Auch Videospiel-Designer können kräftig zuschlagen

An und für sich ist es natürlich ein leichtes, mit einer handerlesenen Elite aus sorgfältig ausgewählten Passanten Watch Dogs Legion zu spielen, denn für Spannung sorgt lediglich der Schwierigkeitsgrad. Dieser ist frei wählbar und reicht von Leicht, Mittel und Schwer bis zu der zusätzlichen Option, dass Tode von Agenten endgültig sind, sollten diese das Zeitliche segnen. Dadurch will man ermöglichen, dass man als Spieler einen persönlichen Bezug zur jeweiligen Person aufbauen kann, was in der Theorie vielleicht funktionieren mag, in der Praxis einen aber kalt lässt. Jeder Agent ist austauschbar, jede Zwischensequenz und jedes Gespräch kann mit einer beliebigen Person geführt und dessen Ausrüstung meistens frei angepasst werden. So lobenswert diese Mechanik auch sein mag, der Handlung tut man damit keinen Gefallen. Es entsteht kein Bezug zu den Protagonisten, es gibt keine Fallhöhe, keine Katharsis. So verkommt die  Jagd nach Zero Day zu einem generischen Katz- und Maus-Spiel über mehrere Fraktionen hinweg, die sich allen erzählerischen Hilfsmitteln bedient, die man gefühlt in jedem Agenten-Thriller schon zu Gesicht bekommen hat. Für ein wenig Abwechslung sorgen da dann zumindest die zahlreichen technischen Hilfsmittel, die regelmäßig zum Einsatz kommen.

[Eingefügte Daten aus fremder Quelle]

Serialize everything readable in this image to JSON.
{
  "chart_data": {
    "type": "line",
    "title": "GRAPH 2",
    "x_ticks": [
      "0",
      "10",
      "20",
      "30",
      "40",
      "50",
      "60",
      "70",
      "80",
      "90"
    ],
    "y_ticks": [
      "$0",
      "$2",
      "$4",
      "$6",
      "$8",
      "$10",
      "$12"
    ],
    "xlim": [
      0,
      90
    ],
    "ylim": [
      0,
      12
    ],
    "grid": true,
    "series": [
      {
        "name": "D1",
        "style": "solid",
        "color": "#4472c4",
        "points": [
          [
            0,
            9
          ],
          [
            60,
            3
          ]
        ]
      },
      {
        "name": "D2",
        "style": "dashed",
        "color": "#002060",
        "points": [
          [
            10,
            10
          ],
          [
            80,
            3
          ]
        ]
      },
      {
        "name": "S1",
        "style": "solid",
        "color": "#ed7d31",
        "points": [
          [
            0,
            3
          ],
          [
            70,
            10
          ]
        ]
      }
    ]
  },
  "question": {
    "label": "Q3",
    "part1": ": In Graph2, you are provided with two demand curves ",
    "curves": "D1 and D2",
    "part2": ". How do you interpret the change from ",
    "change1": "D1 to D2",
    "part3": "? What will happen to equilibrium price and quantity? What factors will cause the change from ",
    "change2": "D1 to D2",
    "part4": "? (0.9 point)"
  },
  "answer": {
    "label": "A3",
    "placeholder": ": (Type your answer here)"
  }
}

Die passende Protagonistin scheint endlich gefunden!

Hacking leicht gemacht dank der richtigen Technik

Obwohl bei Watch Dogs Legion der erzählerische Funke kaum über zu springen vermag, so macht man beim Gameplay vieles richtig. Dies fängt schon beim Einfachen Scannen der Passanten an, den Einsatz von Schusswaffen und technischen Hilfsmitteln im Gefecht, bis hin zur Steuerung von Drohnen, Geschützen oder Spider-Bots. Mit dem Einsatz von Technikpunkten, die beim Abschluss von Story-Missionen verdient werden oder großzügig verteilt in der Spielwelt zu finden sind, könnt Ihr Technik-Upgrades erwerben. Diese stärken nicht nur eure Waffen und Ausrüstungsgegenstände, sondern erleichtern auch das Hacken von Drohnen und Co. Je nach Spielstil kann man hier in seine Stärken investieren, um die kommenden Missionen leichter zu gestalten. Ob mit Waffengewalt, im Nahkampf, mittels Spiderbots oder gar Drohnen, die Vorgehensweise bleibt in den meisten Fällen euch überlassen und geht dank der einfachen Steuerung flüssig und locker von der Hand.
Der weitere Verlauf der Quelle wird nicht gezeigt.